Is Smart Money on Smart Cities?
Duke Energy (market cap $50 billion+) joins a growing list of new partners intrigued by the potential of “smart city” information delivery and advertising.
In Louisville, a subsidiary of Charlotte-based Duke Energy (Duke Energy One) and New York-based Smart City Media are installing 55-inch touch screens to deliver local information, internet connections, and ads.
Legacy industries like utilities are looking for growth, and have a long track record of dealing with cities on infrastructure.
After the launch in Louisville, street-level info kiosks will be rolled out in nine more markets with Duke Energy One as partner.
“I’m thrilled,” says Louisville Mayor Greg Fischer, “with this innovative effort to keep our workers, residents, and visitors informed about all of the great places and events to enjoy here.”
Barbara Sexton-Smith, a member of the Louisville City Council, says she commonly hears questions (where to eat, where to park, where’s the river or park, and where to go to see the arts) that can be answered by the touchscreens.
Tom Touchet, CEO of Smart City Media, says the goal is to “make discovery easy.” Smart City Media also has installed info-kiosks in Kansas City and elsewhere supported by advertising. It does not consider itself an out of home (OOH) media company. Rather, it is a media content company, says Touchet.
The phrase “smart cities” entails a broad range of innovation, private partnerships, and use of data. Stakeholders, including out of home advertisers, are exploring how advertising fits.
Ads Help Pay for Amenities
In New York, London, and a host of smaller cities, advertising is paying for street-level amenities.
In Louisville, a handful of info-kiosks were installed in an upscale area prior to the May 5 Kentucky Derby, with more on the way. Each screen – a free Wi-Fi hotspot — displays a visual loop. Pedestrians can touch to go deeper for details on events, parks, sports, arts, nightlife, maps, local government services, and more.
Out of home media companies should start thinking of themselves as publishers, says Dave Etherington, chief strategy officer at Intersection, based in New York City. Digital screens in public places, he says, pair advertising and “utility content” such as transit updates, weather, news, culture, history, and entertainment.
Founded in 2015, Intersection was formed via the merger between Titan (transit, airport, and street furniture advertising) and Control Group (technology and design company). Its first product was LinkNYC info-ad street panels.
Intersection partners with cities, transit systems, airports, and real estate developments to sell ads, provide free WiFi, and deliver information. In late 2017, the company said it raised $150 million from a consortium of investors led by Graham Holdings Company, which sees “tremendous opportunity” in deploying smart cities technology.

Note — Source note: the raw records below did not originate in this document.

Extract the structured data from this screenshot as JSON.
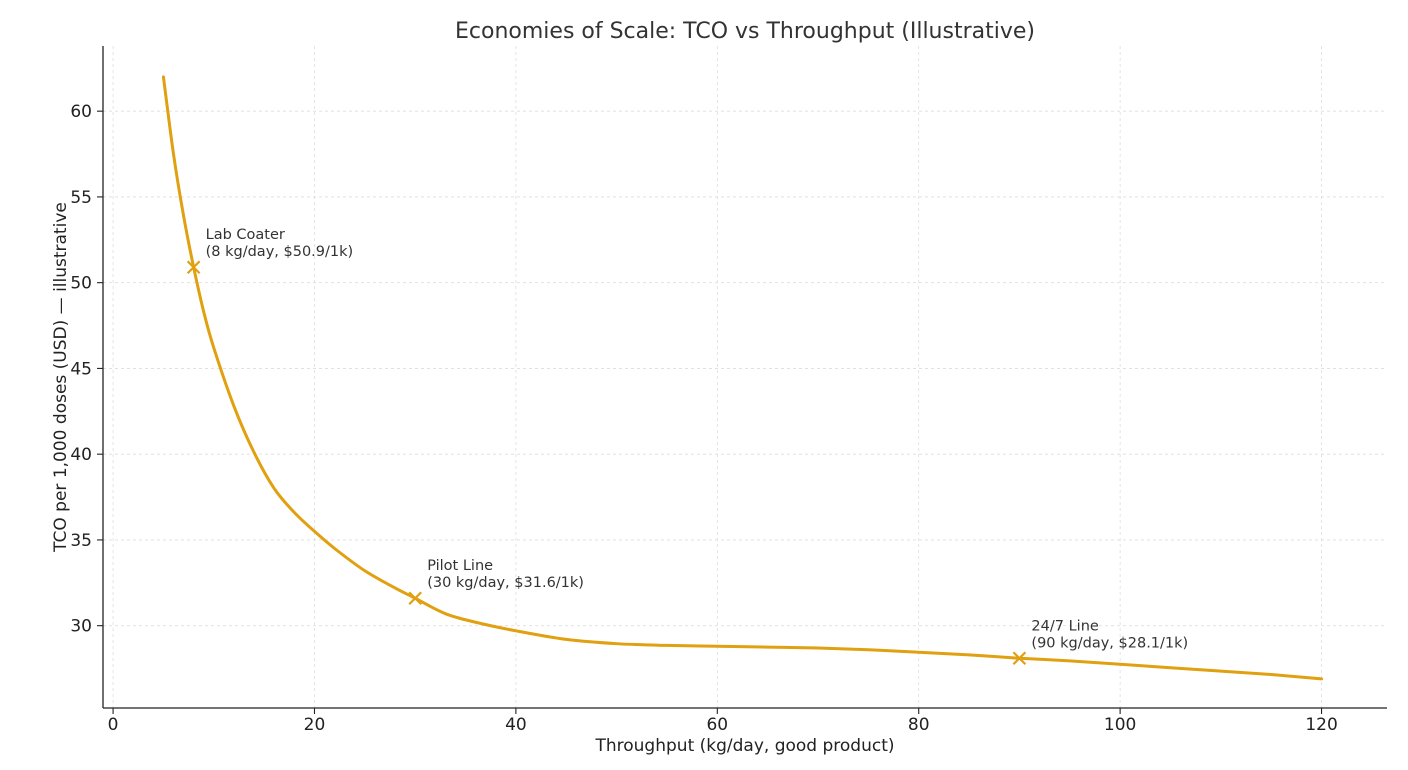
{
  "chart_data": {
    "type": "line",
    "title": "Economies of Scale: TCO vs Throughput (Illustrative)",
    "xlabel": "Throughput (kg/day, good product)",
    "ylabel": "TCO per 1,000 doses (USD) — illustrative",
    "xlim": [
      -1,
      126.5
    ],
    "ylim": [
      25.2,
      63.8
    ],
    "xticks": [
      0,
      20,
      40,
      60,
      80,
      100,
      120
    ],
    "yticks": [
      30,
      35,
      40,
      45,
      50,
      55,
      60
    ],
    "grid": true,
    "series": [
      {
        "color": "#e0a010",
        "x": [
          5,
          6,
          7,
          8,
          9,
          10,
          12,
          14,
          16,
          18,
          20,
          22,
          25,
          28,
          30,
          33,
          36,
          40,
          45,
          50,
          55,
          60,
          65,
          70,
          75,
          80,
          85,
          90,
          95,
          100,
          105,
          110,
          115,
          120
        ],
        "y": [
          62.0,
          57.5,
          53.9,
          50.9,
          48.3,
          46.2,
          42.8,
          40.1,
          38.0,
          36.6,
          35.5,
          34.5,
          33.2,
          32.2,
          31.6,
          30.7,
          30.2,
          29.7,
          29.2,
          28.95,
          28.85,
          28.8,
          28.75,
          28.7,
          28.6,
          28.45,
          28.3,
          28.1,
          27.95,
          27.75,
          27.55,
          27.35,
          27.15,
          26.9
        ]
      }
    ],
    "markers": [
      {
        "x": 8,
        "y": 50.9,
        "label_line1": "Lab Coater",
        "label_line2": "(8 kg/day, $50.9/1k)"
      },
      {
        "x": 30,
        "y": 31.6,
        "label_line1": "Pilot Line",
        "label_line2": "(30 kg/day, $31.6/1k)"
      },
      {
        "x": 90,
        "y": 28.1,
        "label_line1": "24/7 Line",
        "label_line2": "(90 kg/day, $28.1/1k)"
      }
    ]
  }
}
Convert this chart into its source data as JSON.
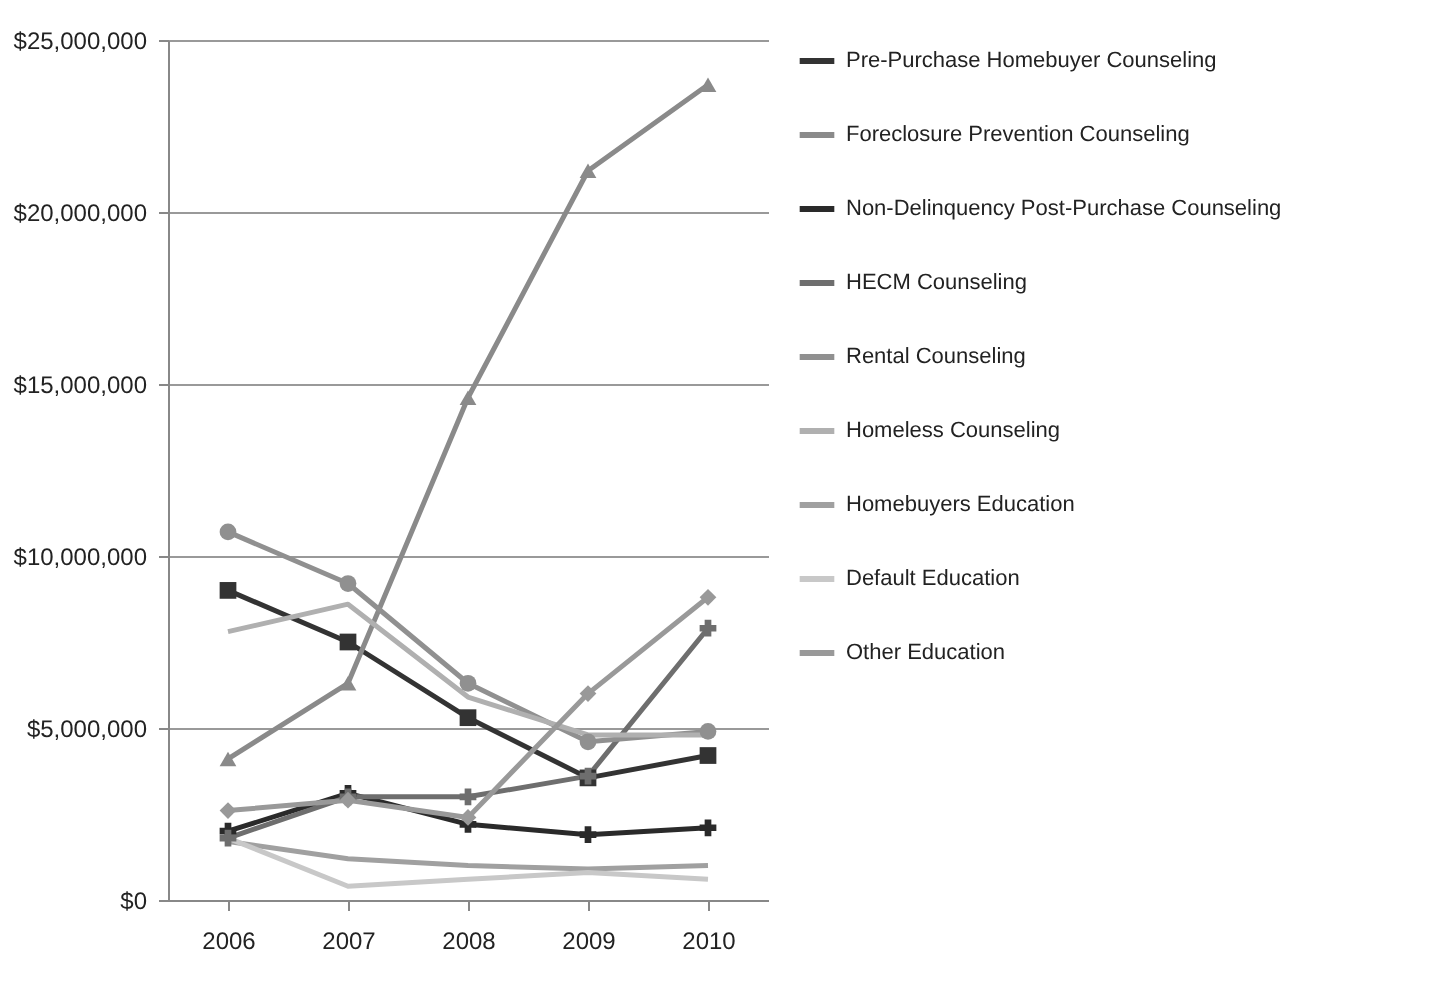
{
  "chart_data": {
    "type": "line",
    "categories": [
      "2006",
      "2007",
      "2008",
      "2009",
      "2010"
    ],
    "ylim": [
      0,
      25000000
    ],
    "yticks": [
      {
        "value": 0,
        "label": "$0"
      },
      {
        "value": 5000000,
        "label": "$5,000,000"
      },
      {
        "value": 10000000,
        "label": "$10,000,000"
      },
      {
        "value": 15000000,
        "label": "$15,000,000"
      },
      {
        "value": 20000000,
        "label": "$20,000,000"
      },
      {
        "value": 25000000,
        "label": "$25,000,000"
      }
    ],
    "grid": "y",
    "legend": "right",
    "series": [
      {
        "name": "Pre-Purchase Homebuyer Counseling",
        "color": "#333333",
        "marker": "square",
        "values": [
          9000000,
          7500000,
          5300000,
          3550000,
          4200000
        ]
      },
      {
        "name": "Foreclosure Prevention Counseling",
        "color": "#8a8a8a",
        "marker": "triangle",
        "values": [
          4100000,
          6300000,
          14600000,
          21200000,
          23700000
        ]
      },
      {
        "name": "Non-Delinquency Post-Purchase Counseling",
        "color": "#2a2a2a",
        "marker": "cross",
        "values": [
          2000000,
          3100000,
          2200000,
          1900000,
          2100000
        ]
      },
      {
        "name": "HECM Counseling",
        "color": "#6e6e6e",
        "marker": "cross",
        "values": [
          1800000,
          3000000,
          3000000,
          3600000,
          7900000
        ]
      },
      {
        "name": "Rental Counseling",
        "color": "#909090",
        "marker": "circle",
        "values": [
          10700000,
          9200000,
          6300000,
          4600000,
          4900000
        ]
      },
      {
        "name": "Homeless Counseling",
        "color": "#b0b0b0",
        "marker": "none",
        "values": [
          7800000,
          8600000,
          5900000,
          4800000,
          4800000
        ]
      },
      {
        "name": "Homebuyers Education",
        "color": "#a0a0a0",
        "marker": "none",
        "values": [
          1700000,
          1200000,
          1000000,
          900000,
          1000000
        ]
      },
      {
        "name": "Default Education",
        "color": "#c8c8c8",
        "marker": "none",
        "values": [
          1800000,
          400000,
          600000,
          800000,
          600000
        ]
      },
      {
        "name": "Other Education",
        "color": "#999999",
        "marker": "diamond",
        "values": [
          2600000,
          2900000,
          2400000,
          6000000,
          8800000
        ]
      }
    ]
  }
}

Its chairman, Donald E. Graham (and his family) sold The Washington Post to Amazon founder Jeff Bezos in 2013.
Duke Energy, with 7.5 million electric customers in six states and another 1.6 million natural gas customers, is not a media company. Long-term, the company sees potential revenue growth in smart city info-advertising partnerships, while also generating goodwill, says Michael Luhrs at Duke Energy.
Societal benefits include closing the digital divide and simplifying life with easy access to handy information (“when does the bus show up?”), he says.
Duke Energy has a patent pending for “digital banners” on light poles.
“We have the knowledge and the infrastructure expertise to make this combination work in many cities,” says Duke Energy’s Luhrs, referring to information platforms.
In a broad sense, the Duke corporation has a long history of innovation. As early as 1882, Benjamin Newton Duke launched the family into the textile business. His brother James B. Duke led a group that built a system of lakes and dams along the Catawba River to generate electricity, eventually supplying power to cotton mills, factories, and cities in the Piedmont region of the Carolinas.
Just as James B. Duke saw the need for hydro-power more than a century ago, his namesake company today sees demand for easy-to-access information, in partnership with cities.
“We continue to innovate,” says Luhrs.